If he ran out of money, he had absolutely no idea how to make more. Fighting for pay took a lot of contacts, a lot of time investment. Beg, borrow, or steal, he had to keep searching. He tightened his fingers around his rental’s steering wheel and tried not to worry about the long run.
He drove north up the windward coast of the Big Island. The late-afternoon sun was hidden behind towering volcanic peaks to his left, but the reflected light from the ocean to his other side was powerful enough to light the world. It made the misty air glow, made the green of the cliff-hugging rainforest impossibly bold and vibrant, even eye searing. Where he would have seen gas stations and strip malls on Oahu, the Big Island had long uninterrupted stretches of coast too vertical and wild for humans to profit from.
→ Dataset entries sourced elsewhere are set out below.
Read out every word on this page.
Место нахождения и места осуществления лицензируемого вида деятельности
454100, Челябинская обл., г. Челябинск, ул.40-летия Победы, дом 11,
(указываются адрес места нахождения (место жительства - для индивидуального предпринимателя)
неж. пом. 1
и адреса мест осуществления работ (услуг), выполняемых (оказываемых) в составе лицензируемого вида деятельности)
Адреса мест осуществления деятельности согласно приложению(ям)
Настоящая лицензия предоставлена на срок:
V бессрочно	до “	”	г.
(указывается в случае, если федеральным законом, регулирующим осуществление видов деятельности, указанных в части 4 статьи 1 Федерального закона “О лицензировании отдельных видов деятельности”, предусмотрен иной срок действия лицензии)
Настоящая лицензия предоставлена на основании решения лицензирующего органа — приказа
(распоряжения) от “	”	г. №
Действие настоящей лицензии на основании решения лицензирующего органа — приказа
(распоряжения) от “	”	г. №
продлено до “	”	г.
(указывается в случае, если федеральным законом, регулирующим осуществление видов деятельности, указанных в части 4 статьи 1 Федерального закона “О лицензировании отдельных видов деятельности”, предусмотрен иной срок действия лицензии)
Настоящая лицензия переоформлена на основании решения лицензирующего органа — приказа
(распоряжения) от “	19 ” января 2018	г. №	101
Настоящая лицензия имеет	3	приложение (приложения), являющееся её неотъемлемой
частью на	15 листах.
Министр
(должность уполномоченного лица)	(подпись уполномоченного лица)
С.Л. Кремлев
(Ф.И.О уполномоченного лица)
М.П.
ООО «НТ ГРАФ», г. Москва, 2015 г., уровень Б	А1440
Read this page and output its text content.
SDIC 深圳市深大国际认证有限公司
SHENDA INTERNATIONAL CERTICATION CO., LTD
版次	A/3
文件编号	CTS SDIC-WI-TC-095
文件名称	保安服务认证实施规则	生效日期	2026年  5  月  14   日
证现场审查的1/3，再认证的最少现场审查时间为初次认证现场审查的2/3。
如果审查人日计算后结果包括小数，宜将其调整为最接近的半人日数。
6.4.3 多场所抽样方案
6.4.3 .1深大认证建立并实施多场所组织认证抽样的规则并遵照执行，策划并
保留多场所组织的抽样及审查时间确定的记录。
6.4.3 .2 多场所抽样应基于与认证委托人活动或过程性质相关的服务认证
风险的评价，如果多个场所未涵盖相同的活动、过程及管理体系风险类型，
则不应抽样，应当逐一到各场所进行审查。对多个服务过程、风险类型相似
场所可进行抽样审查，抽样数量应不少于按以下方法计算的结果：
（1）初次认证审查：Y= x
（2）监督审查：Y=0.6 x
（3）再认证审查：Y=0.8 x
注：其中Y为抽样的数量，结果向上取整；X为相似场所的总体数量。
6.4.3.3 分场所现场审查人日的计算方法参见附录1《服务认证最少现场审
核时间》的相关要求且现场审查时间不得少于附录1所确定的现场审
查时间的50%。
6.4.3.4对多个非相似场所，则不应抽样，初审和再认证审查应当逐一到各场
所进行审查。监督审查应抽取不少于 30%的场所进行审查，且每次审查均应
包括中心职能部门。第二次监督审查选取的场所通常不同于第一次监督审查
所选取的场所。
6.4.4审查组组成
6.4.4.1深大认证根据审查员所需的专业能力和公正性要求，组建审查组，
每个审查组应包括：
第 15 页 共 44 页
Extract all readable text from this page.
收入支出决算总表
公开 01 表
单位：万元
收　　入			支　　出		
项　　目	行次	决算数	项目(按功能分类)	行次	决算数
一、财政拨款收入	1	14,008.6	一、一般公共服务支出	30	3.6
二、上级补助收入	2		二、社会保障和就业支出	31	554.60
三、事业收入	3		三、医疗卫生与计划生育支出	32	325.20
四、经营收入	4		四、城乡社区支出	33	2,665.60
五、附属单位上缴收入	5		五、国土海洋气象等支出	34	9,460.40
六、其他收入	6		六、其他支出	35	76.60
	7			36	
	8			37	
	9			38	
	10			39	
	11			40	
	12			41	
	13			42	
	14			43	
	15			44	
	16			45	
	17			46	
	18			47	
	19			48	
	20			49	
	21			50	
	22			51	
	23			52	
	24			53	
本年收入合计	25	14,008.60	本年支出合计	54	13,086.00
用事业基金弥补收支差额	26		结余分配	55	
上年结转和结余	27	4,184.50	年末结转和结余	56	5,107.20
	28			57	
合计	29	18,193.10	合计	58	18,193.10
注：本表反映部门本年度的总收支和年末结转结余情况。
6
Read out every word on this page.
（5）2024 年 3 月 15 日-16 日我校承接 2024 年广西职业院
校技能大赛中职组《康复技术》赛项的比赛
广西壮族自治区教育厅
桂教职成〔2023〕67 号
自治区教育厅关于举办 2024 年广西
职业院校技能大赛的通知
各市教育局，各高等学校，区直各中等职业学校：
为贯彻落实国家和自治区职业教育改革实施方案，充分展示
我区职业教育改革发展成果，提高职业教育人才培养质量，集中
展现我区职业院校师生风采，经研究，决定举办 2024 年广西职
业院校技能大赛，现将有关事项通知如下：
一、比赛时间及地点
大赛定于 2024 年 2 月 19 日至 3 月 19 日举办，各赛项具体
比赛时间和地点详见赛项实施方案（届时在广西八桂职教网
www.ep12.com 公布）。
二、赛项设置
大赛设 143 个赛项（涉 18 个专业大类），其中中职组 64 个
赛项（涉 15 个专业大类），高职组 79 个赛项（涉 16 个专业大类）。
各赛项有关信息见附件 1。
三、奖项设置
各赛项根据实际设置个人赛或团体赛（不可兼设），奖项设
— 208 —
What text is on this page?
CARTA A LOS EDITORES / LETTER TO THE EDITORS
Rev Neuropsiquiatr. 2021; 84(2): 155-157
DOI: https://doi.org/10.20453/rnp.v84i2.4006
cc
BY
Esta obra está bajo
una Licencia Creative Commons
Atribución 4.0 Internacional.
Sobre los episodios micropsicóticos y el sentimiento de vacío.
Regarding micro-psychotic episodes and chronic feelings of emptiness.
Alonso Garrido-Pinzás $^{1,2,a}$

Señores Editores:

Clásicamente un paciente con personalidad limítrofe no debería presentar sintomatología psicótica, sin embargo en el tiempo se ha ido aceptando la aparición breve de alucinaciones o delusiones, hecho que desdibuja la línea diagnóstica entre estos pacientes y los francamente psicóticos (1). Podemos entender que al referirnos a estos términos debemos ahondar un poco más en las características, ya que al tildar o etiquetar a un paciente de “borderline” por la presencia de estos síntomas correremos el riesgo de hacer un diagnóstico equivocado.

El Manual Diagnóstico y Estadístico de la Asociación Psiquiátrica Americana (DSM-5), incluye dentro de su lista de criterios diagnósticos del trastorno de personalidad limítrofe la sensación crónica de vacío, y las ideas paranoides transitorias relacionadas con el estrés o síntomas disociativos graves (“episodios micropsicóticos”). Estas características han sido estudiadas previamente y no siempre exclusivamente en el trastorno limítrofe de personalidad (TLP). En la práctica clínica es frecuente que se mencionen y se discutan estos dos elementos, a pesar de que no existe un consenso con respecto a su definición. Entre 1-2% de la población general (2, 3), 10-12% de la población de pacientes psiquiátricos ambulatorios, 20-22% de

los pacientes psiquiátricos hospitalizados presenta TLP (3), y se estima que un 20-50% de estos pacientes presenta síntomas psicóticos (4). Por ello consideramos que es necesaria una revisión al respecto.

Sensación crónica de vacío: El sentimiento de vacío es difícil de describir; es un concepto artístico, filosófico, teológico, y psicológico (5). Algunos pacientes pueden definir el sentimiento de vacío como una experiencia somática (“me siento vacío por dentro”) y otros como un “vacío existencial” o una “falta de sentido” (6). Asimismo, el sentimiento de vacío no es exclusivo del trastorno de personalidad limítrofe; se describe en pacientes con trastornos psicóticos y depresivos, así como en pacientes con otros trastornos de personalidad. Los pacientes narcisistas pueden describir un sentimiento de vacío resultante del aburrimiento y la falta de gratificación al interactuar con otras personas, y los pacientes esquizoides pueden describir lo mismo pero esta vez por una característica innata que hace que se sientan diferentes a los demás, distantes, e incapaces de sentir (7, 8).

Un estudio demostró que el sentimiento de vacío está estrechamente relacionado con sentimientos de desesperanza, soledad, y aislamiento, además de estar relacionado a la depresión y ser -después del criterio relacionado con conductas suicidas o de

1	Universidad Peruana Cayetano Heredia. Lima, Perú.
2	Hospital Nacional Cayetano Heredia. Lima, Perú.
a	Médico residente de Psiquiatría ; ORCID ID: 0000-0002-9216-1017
It was a bad land for tourism. A good one for d
ope growing, or so he’d heard. He imagined Kalani as a little boy playing in these woods, knowing through hearsay which fields to stay clear of but not knowing why. Clambering over the rough terrain on coltish but sure legs. Looking east as the rain clouds rolled in from the ocean.
Getting a four-wheel-drive car would have been a better idea, he realized, as the GPS sent him inland, up a steep incline. As it turned out, the house was on a paved street, although the street’s lip had no guardrail and hung precariously over a sheer drop into a knife-thin little valley. He tugged the handbrake extra tight when he parked, turning the tires of the car for the first time since his driver’s test.
He wondered if Kalani had ever come here searching for his past, had ever stood in this spot. Ori tucked his hands into his pockets, staring up the long broken trail of a red-dirt driveway. The yard was lush and overgrown, foreboding and half-wild. It looked like nobody’d lived there for years, as if the house itself wanted to make a poetic statement about the passage of time and how you couldn’t go back.
He walked halfway up the driveway before slowing, stopping, and cursing. The windows were boarded. Even from this distance, he could see the ragged remains of a foreclosure notice stapled to the front door.
The red dirt would have shown recent tracks of tires or feet. There was nothing. The sense of failure crashed over him so hard he nearly fell. He’d been taught to track terrorists miles through the desert, but he couldn’t find one old man in his own home state.
“What you doing up there?” someone called from far away.
Ori went back down the driveway, walking slowly and keeping his hands by his side.
A truck was parked next to his car. One of those crazy jacked-up Toyota pickups, chromed out where it wasn’t splattered with red mud. A skinny Asian guy with a suspicious look on his face leaned out the driver’s side window.